Bestuursrecht: Inleiding - RUG - Oefenmaterialen
- 3422 reads
Algemene Plaatselijke Verordening gemeente Groningen Artikel 2:19 Vergunning evenementen 1. Het is verboden zonder vergunning van de burgemeester een evenement te organiseren. 2. [….] 3. Naast de weigeringsgronden genoemd in art. 1:10 van deze verordening, kan de vergunning ook worden geweigerd indien: – de aard en het karakter van de locatie waarvoor een vergunning is aangevraagd zich verzetten tegen het houden van een evenement of – door het toestaan van het aangevraagde evenement of de aangevraagde evenementen geen gevarieerd programma van evenementen ontstaat. |
Artikel 6:10 Veiligheidsrisicogebieden De burgemeester kan overeenkomstig artikel 151b van de Gemeentewet bij verstoring van de openbare orde door de aanwezigheid van wapens, dan we bij ernstige vrees voor het ontstaan daarvan, een gebied, met inbegrip van de daarin gelegen voor het publiek openstaande gebouwen en daarbij behorende erven, aanwijzen als veiligheidsrisicogebied. |
Artikel 2 Wet op Rechtsbijstand 1. Er is een raad voor rechtsbijstand. 2. De raad heeft zijn zetel te Utrecht en vestigingen in een of meer bij algemene maatregel van bestuur aan te wijzen plaatsen in elk ressort. 3. De raad bezit rechtspersoonlijkheid. 4. De raad heeft een bestuur en een raad van advies. 5. Het bestuur kan na goedkeuring van Onze Minister een nevenvestiging openen. |
Artikel 3 Wet op de Rechtsbijstand 1. Aan het hoofd van de raad voor rechtsbijstand staat het bestuur. Het bestuur vertegenwoordigt de raad in en buiten rechte. 2. Het bestuur bestaat uit ten hoogste drie leden, waaronder een voorzitter. Het lidmaatschap van het bestuur is onverenigbaar met het lidmaatschap van de raad van advies. 3. De leden van het bestuur worden benoemd voor een periode van ten hoogste vier jaren. Zij kunnen na afloop van deze periode aansluiten tweemaal opnieuw worden herbenoemd voor een termijn van ten hoogste vier jaren. Onze Minister wijst de voorzitter aan. |
De stad Groningen maakt zich op voor een groots evenement in de binnenstad. Op 27 april 2014 zal Koningsdag gevierd worden in de Groningse binnenstad. Deze feestelijke dag met allerlei amusement zal zich onder andere afspelen op de grote markt, vismarkt en de ossenmarkt. Het evenement zal de hele dag duren en wordt uitgezonden op de nationale televisie.

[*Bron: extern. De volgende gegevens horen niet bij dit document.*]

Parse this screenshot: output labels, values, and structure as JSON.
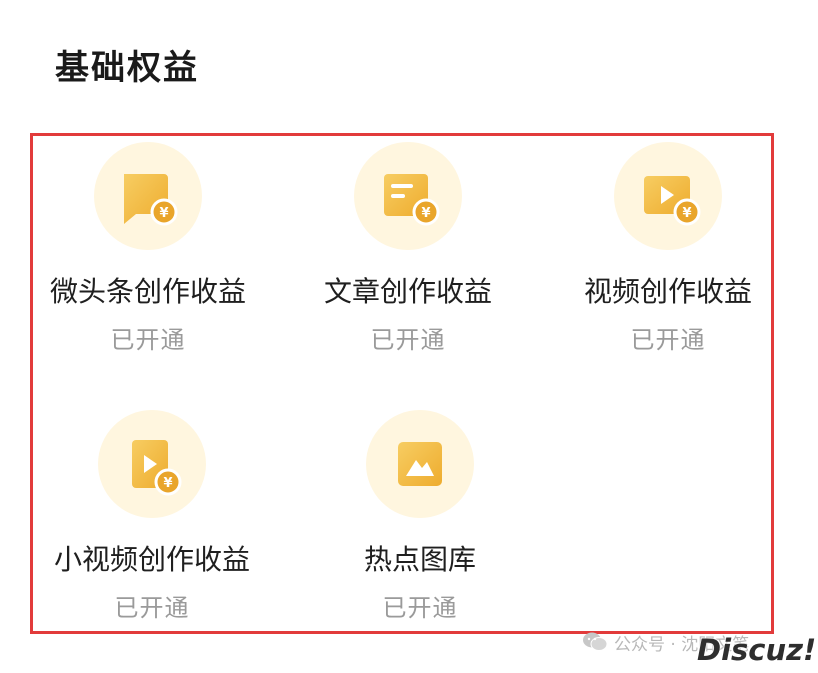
{
  "section": {
    "title": "基础权益"
  },
  "items": [
    {
      "label": "微头条创作收益",
      "status": "已开通",
      "icon": "chat-bubble-yuan-icon"
    },
    {
      "label": "文章创作收益",
      "status": "已开通",
      "icon": "document-yuan-icon"
    },
    {
      "label": "视频创作收益",
      "status": "已开通",
      "icon": "video-play-yuan-icon"
    },
    {
      "label": "小视频创作收益",
      "status": "已开通",
      "icon": "short-video-yuan-icon"
    },
    {
      "label": "热点图库",
      "status": "已开通",
      "icon": "image-gallery-icon"
    }
  ],
  "watermark": {
    "text": "公众号 · 沈阳文笔",
    "brand": "Discuz!"
  },
  "colors": {
    "icon_gold": "#f2b73c",
    "icon_bg": "#fff6df",
    "highlight_border": "#e23b3b",
    "status_gray": "#9a9a9a"
  }
}
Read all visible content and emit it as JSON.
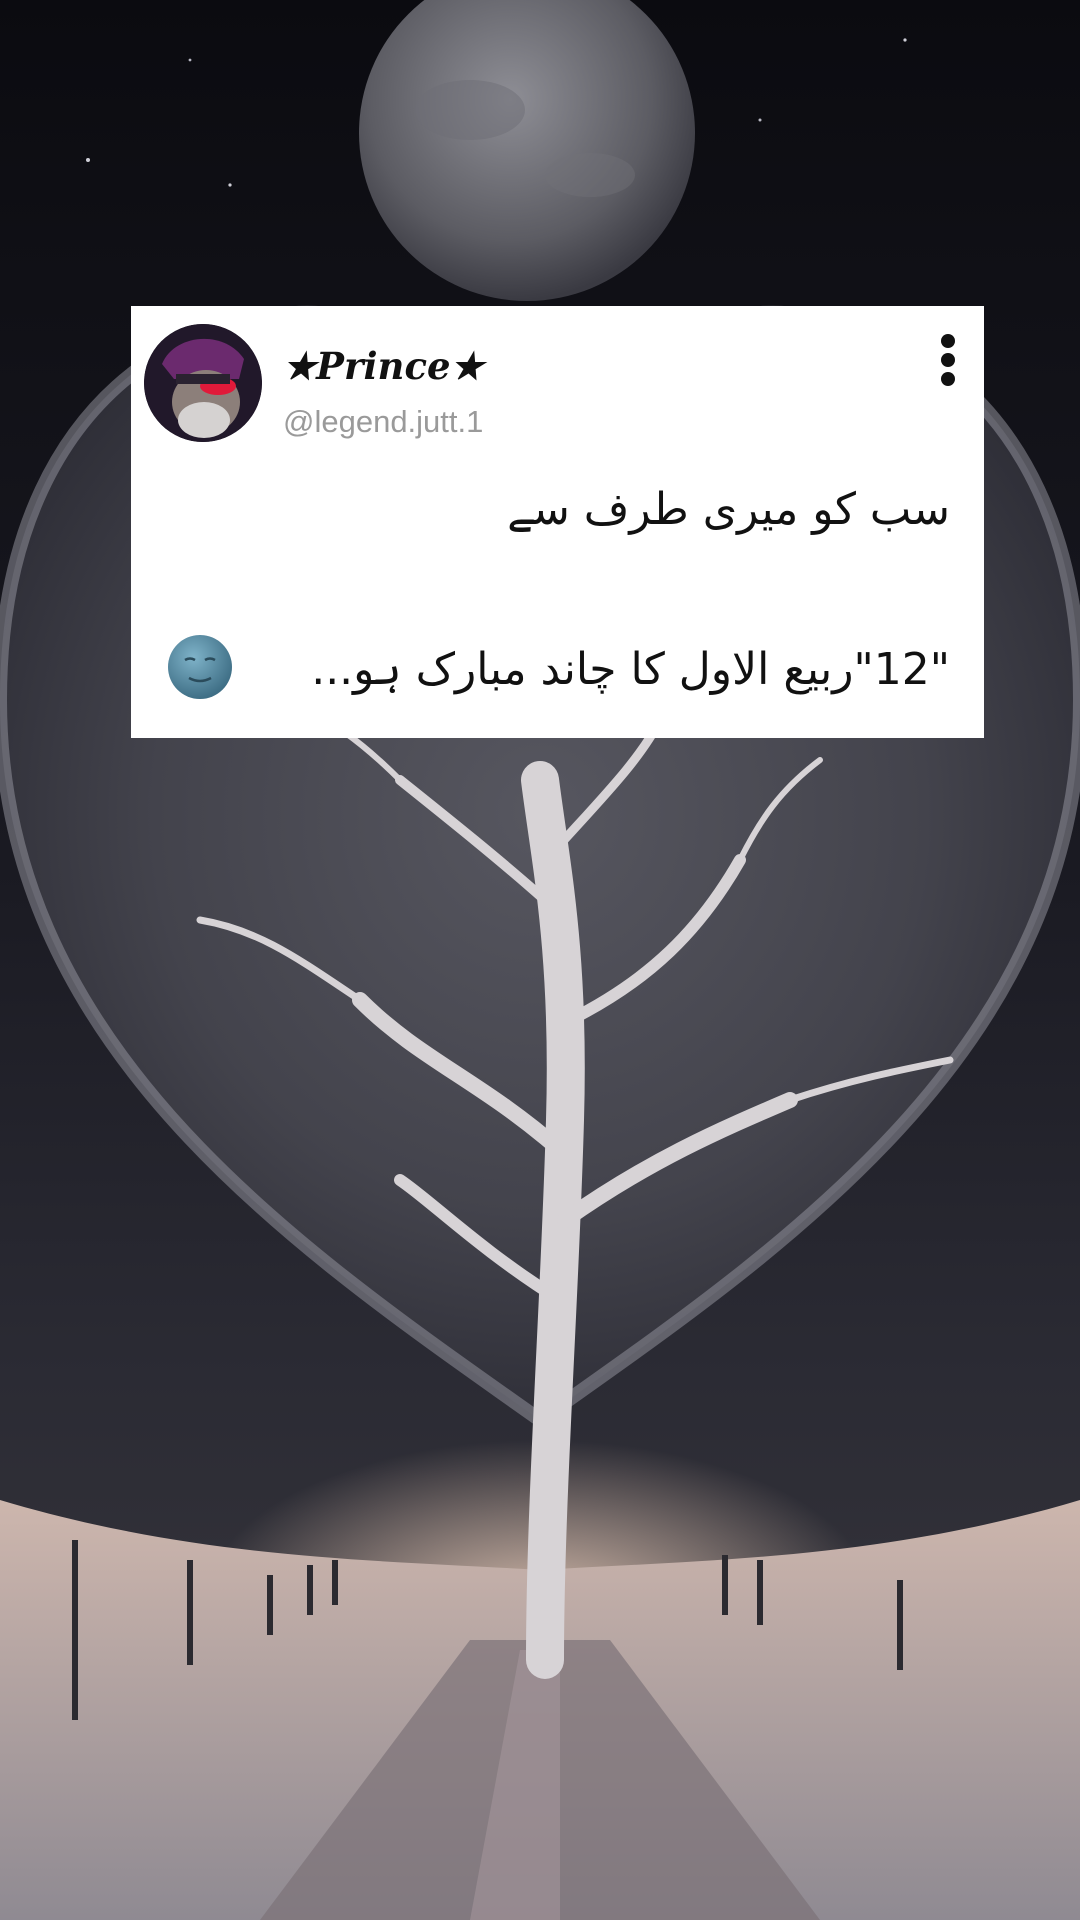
{
  "post": {
    "display_name": "★Prince★",
    "handle": "@legend.jutt.1",
    "line1": "سب کو میری طرف سے",
    "line2": "\"12\"ربیع الاول کا چاند مبارک ہو...",
    "emoji": "new-moon-face-emoji",
    "menu_icon": "vertical-dots-icon"
  },
  "colors": {
    "card_bg": "#ffffff",
    "text": "#111111",
    "handle_text": "#9a9a9a",
    "sky": "#0d0d12"
  }
}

Groningen heeft een grote groep mensen die voor het behoudt van de monarchie zijn. Zij zien koningsdag in Groningen als een uitgelezen kans om Nederland te laten zien dat het koningshuis echt onmisbaar is. Deze mensen zijn verenigd in de stichting Behoudt de Monarchie. De stichting stelt alles in het werk om van deze dag een doorslaand succes te maken. Zij komen er echter al snel achter dat de kosten hoger uitvallen dan oorspronkelijk gedacht. De organisatie dient daarom een subsidieaanvraag in bij het college van GS van de provincie Groningen. Twee weken later volgt een reactie: de aangevraagde incidentele subsidie wordt afgewezen. Is het afwijzen van een subsidieaanvraag positief of negatief overheidsoptreden? Leg uit waarom het onderscheid relevant is in het bestuursrecht.
Leg uit wat moet worden verstaan onder beoordelingsruimte en onder beoordelingsvrijheid en geef aan of daarvan sprake is in artikel 2.19 APV Groningen.
Stel dat Leve de Koning (LVK), een rechtspersoon in de zin van artikel 2:2 BW, zich garant heeft gesteld voor een lening die de Stichting Behoudt de monarchie bij de bank heeft afgesloten. De LVK wil opkomen tegen de afwijzing van de subsidieaanvraag (zie vraag 1). Is de LVK belanghebbende bij het besluit?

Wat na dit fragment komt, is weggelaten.